Wordle and POTD Mashup
I have a morning routine while I sip my coffee. First I write up the entry for the daily New Ipswich Historical Society newsletter. Then I move on to tackle the daily Wordle game. When this gets posted, my unbroken winning streak is 50 game, which is a far cry from my all time streak of 136 games. I’m attempting to break that record. I’ve been crushed before and the pressure builds with each game.
The Strategy
According to the New York Times, the most common starting word in Wordle is ADIEU which conveniently contains almost all the vowels. However I start with SLATE which is the starting word for the WORDLE-BOT, a software program that solves the same program. After the game is complete, the WORDLE-BOT analyzes the game giving suggestions for better words and showing how I did compared to the rest of the players. When you are serious about the streak, you will take any advice you can find.

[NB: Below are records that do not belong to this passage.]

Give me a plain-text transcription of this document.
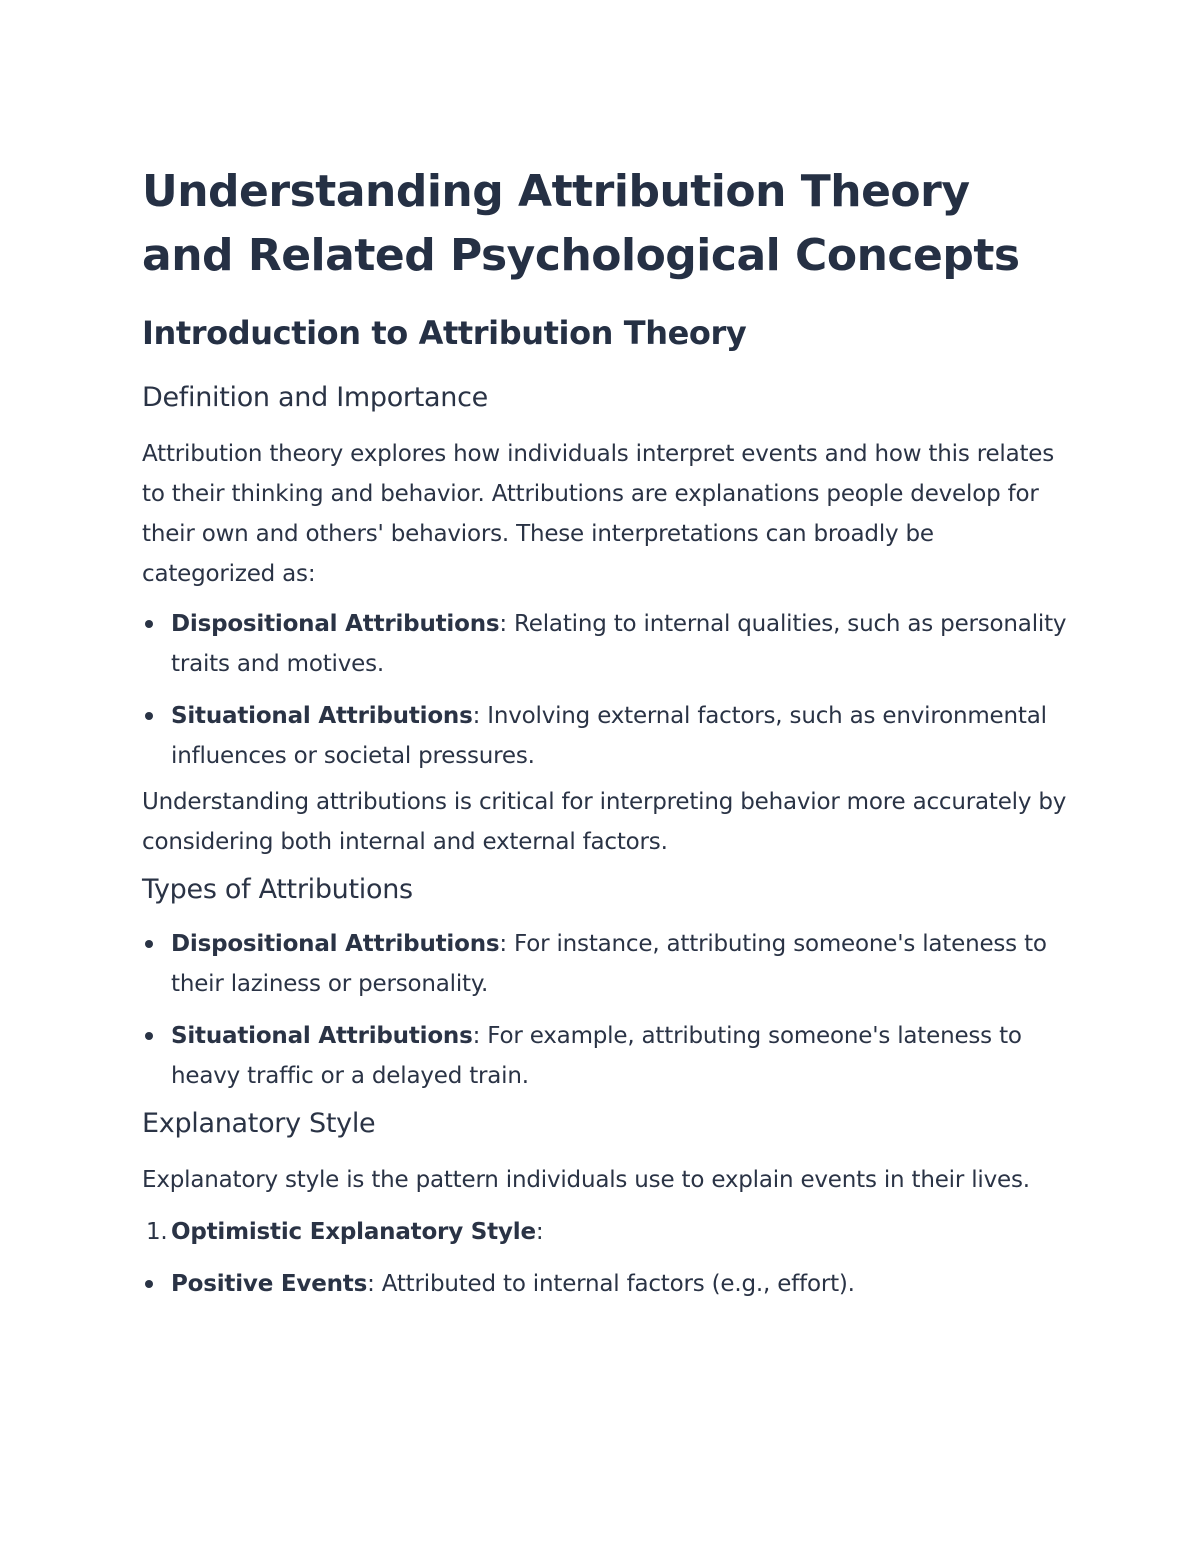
Understanding Attribution Theory and Related Psychological Concepts
Introduction to Attribution Theory
Definition and Importance

Attribution theory explores how individuals interpret events and how this relates to their thinking and behavior. Attributions are explanations people develop for their own and others' behaviors. These interpretations can broadly be categorized as:

Dispositional Attributions: Relating to internal qualities, such as personality traits and motives.
Situational Attributions: Involving external factors, such as environmental influences or societal pressures.

Understanding attributions is critical for interpreting behavior more accurately by considering both internal and external factors.

Types of Attributions
Dispositional Attributions: For instance, attributing someone's lateness to their laziness or personality.
Situational Attributions: For example, attributing someone's lateness to heavy traffic or a delayed train.
Explanatory Style

Explanatory style is the pattern individuals use to explain events in their lives.

1. Optimistic Explanatory Style:
Positive Events: Attributed to internal factors (e.g., effort).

Those Stupid Colored Blocks
You see them on social media sites. After the game is complete, you can copy a graphic of playing board to bore friends and family without spoilers. Green squares a match of location and letter, yellow are a match of a letter with wrong location and white is a miss. Because posting this is so easy it gets overdone. I like to see how folks fared on the same game, but the blocks are boring. If only there was more creative way to do this.
POTD of a number of things
I credit my cousin for this idea. Instead of the blocks, one morning she had a photo of four tomatoes. I followed her direction, featuring six glasses of beer, four candles etc. Isn’t this fun? Since this is my daily routine, why not make it the Picture of the Day or #POTD. I have a deep catalog of photos to draw on and I’m certain most of them are more interesting than 30 colored blocks. Lets get started with Game 543 which I solved in three steps. I’m featuring three cactus flowers.
POTD – Three Cacti Flowers
When I learned that I could grow high altitude cold hardy cactus in New Hampshire I constructed a sandbox and ordered some cold hardy high altitude from Intermountain Cactus located in Kaysville, Utah. I planted several varieties in the early 2000s and I’m happy to report that they are still alive, surviving our winters. They bloom in June. The only downside is that they are so slow growing that weeds keep choking them out. Weeding them is a painful process since those spines penetrate leather gloves.